PMID: 15183854 [PubMed - indexed for MEDLINE]

And of course, there is evidence to suggest that Curcumin does indeed INHIBIT lung-tumor cells:

Cancer Res. 2008 Sep 15;68(18):7428-38.
Curcumin inhibits lung cancer cell invasion and metastasis through the tumor suppressor HLJ1.
Chen HW, Lee JY, Huang JY, Wang CC, Chen WJ, Su SF, Huang CW, Ho CC, Chen JJ, Tsai MF, Yu SL, Yang PC.
Source
Department and Institute of Pharmacology, School of Medicine, National Yang-Ming University,Taipei, Taiwan.
Abstract
Curcumin (diferuloylmethane) is an active component of the spice turmeric and has a diversity of antitumor activities. In this study, we found that curcumin can inhibit cancer cell invasion and metastasis through activation of the tumor suppressor DnaJ-like heat shock protein 40 (HLJ1). Human lung adenocarcinoma cells (CL1-5) treated with curcumin (1-20 mumol/L) showed a concentration-dependent reduction in cell migration, invasion, and metastatic ability, and this was associated with increased HLJ1 expression. Knockdown of HLJ1 expression by siRNA was able to reverse the curcumin-induced anti-invasive and antimetastasis effects in vitro and in vivo. The HLJ1 promoter and enhancer in a luciferase reporter assay revealed that curcumin transcriptionally up-regulates HLJ1 expression through an activator protein (AP-1) site within the HLJ1 enhancer. JunD, one of the AP-1 components, was significantly up-regulated by curcumin (1-20 mumol/L) in a concentration- and time-dependent manner. Knockdown of JunD expression could partially reduce the curcumin-induced HLJ1 activation and diminish the anti-invasive effect of curcumin, indicating that JunD would seem to be involved in curcumin-induced HLJ1 expression. Curcumin was able to induce c-Jun NH(2)-kinase (JNK) phosphorylation, whereas the JNK inhibitor (SP-600125) could attenuate curcumin-induced JunD and HLJ1 expression. Activation of HLJ1 by curcumin further leads to up-regulation of E-cadherin and a suppression of cancer cell invasion. Our results show that curcumin induces HLJ1, through activation of the JNK/JunD pathway, and inhibits lung cancer cell invasion and metastasis by modulating E-cadherin expression. This is a novel mechanism and supports the application of curcumin in anti-cancer metastasis therapy.

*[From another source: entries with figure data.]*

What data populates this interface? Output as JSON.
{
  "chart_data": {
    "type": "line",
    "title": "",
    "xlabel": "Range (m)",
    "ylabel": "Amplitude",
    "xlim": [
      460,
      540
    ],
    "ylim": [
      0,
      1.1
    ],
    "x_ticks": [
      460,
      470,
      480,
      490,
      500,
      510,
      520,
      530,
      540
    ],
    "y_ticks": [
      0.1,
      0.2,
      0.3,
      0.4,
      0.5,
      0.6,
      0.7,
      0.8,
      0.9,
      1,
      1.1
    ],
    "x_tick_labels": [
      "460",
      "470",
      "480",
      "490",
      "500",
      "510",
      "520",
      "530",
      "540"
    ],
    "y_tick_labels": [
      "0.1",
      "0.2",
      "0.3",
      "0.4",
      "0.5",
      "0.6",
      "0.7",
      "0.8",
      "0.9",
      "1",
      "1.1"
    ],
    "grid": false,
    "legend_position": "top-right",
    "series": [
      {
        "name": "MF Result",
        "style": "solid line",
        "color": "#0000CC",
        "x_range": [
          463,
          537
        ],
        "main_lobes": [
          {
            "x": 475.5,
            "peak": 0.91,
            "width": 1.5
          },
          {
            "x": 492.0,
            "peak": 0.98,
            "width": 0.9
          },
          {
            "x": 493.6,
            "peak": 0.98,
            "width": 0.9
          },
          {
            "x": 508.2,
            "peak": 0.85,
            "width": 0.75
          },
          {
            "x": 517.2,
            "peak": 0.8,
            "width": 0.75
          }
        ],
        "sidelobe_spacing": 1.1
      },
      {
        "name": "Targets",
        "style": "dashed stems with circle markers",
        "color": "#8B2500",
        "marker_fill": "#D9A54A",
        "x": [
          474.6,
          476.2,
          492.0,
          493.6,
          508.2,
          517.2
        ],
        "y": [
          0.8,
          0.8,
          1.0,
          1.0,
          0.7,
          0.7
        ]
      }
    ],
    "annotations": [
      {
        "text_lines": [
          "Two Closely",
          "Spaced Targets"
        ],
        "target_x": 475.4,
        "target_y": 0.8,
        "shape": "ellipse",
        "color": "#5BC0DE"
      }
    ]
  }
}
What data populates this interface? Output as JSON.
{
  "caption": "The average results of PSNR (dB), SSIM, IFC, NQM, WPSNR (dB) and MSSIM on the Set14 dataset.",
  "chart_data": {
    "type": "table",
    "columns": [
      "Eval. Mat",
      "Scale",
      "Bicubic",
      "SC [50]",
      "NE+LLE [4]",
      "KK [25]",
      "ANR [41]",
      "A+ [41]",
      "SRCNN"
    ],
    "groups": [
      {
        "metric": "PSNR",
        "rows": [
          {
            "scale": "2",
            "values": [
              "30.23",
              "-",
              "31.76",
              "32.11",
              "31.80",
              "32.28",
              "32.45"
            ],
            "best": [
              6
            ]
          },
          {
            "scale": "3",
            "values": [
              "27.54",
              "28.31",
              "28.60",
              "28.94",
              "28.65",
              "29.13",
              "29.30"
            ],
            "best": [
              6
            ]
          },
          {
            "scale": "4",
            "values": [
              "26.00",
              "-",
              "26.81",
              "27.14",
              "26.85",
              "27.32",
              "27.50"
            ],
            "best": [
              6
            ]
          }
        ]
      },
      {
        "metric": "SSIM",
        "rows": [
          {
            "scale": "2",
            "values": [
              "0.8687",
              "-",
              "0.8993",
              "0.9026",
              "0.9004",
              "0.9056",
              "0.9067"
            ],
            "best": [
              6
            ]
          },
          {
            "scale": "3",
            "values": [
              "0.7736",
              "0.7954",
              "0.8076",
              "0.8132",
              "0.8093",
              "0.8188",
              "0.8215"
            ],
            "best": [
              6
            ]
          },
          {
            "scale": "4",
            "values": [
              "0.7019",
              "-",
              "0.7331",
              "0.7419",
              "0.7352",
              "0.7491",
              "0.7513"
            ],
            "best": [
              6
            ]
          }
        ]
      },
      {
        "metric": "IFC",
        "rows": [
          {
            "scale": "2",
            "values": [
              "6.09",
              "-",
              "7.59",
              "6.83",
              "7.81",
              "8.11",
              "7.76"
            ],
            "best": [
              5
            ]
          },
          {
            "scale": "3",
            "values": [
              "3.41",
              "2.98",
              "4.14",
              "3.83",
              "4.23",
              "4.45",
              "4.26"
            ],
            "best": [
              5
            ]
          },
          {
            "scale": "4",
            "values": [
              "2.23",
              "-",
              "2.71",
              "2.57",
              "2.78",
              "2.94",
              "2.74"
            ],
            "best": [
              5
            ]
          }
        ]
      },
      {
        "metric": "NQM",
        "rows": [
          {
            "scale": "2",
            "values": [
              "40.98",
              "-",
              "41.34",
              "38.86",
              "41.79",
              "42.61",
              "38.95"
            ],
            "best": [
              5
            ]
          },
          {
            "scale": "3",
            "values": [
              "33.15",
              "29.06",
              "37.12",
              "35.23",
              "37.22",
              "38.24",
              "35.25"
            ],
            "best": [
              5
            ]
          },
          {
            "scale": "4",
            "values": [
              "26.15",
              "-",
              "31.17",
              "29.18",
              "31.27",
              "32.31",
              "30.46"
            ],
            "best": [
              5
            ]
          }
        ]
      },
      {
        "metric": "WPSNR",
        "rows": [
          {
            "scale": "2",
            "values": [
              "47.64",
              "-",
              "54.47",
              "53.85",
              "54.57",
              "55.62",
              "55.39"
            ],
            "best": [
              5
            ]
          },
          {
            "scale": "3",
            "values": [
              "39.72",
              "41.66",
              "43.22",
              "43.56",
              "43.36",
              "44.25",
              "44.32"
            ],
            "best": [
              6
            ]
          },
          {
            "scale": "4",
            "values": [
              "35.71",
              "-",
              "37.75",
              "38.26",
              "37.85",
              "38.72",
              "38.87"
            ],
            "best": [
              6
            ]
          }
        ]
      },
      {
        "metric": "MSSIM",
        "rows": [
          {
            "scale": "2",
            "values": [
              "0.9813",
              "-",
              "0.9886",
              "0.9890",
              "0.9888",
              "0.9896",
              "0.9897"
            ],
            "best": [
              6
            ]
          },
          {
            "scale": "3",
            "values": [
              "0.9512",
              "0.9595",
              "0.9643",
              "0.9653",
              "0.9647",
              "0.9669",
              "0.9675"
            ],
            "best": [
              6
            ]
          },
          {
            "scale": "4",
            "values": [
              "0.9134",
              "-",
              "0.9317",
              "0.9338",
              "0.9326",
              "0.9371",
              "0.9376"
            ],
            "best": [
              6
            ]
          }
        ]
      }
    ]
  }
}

PMID: 18794131 [PubMed - indexed for MEDLINE] Free full text

This is merely speculation, but I would assume that the key here is 'dosage'. Lower doses tend to protect against tumor-cells, whereas higher doses seem to promote them.

Edited by agwoodliffe, 10 July 2011 - 09:39 PM.

[hav]

http://carcin.oxford...stract/bgp082v1

Here's what's mentioned about the curcumin dosage used in this study in the full-text:

Separate groups of
mice were fed either the chemopreventive agent sulindac at a dose of 80 ppm or 4,000
ppm of curcumin starting 2 days after the initiation of DOX. The dose of curcumin that
we employed is twice that utilized in a previous lung chemoprevention study [28] and
well within the range of doses employed in other in vivo models and human clinical trials
as reviewed recently in Goel et al. [37]

... but the fact that they administered DOX and curcumin at the same time makes me wonder if the study's conclusion necessarily follows. Could be the curcumin merely enhanced the bio availability of the DOX (as it apparently does with resvertrol) in a way that might not necessarily model what would happen with a smoker. Much less with an ex-smoker.

Howard

[Renegade]

Any more info on curcumin safety?

[Nootropic Cat]

Sigh, confusing. When I quit smoking several months ago and did research as to appropriate supps to be taking, curumin was on the list and I've been taking it since...

[Mind]

The study had confounding variables, and was done in mice. From what I have through the years, mouse studies do not have strong correlations with human health.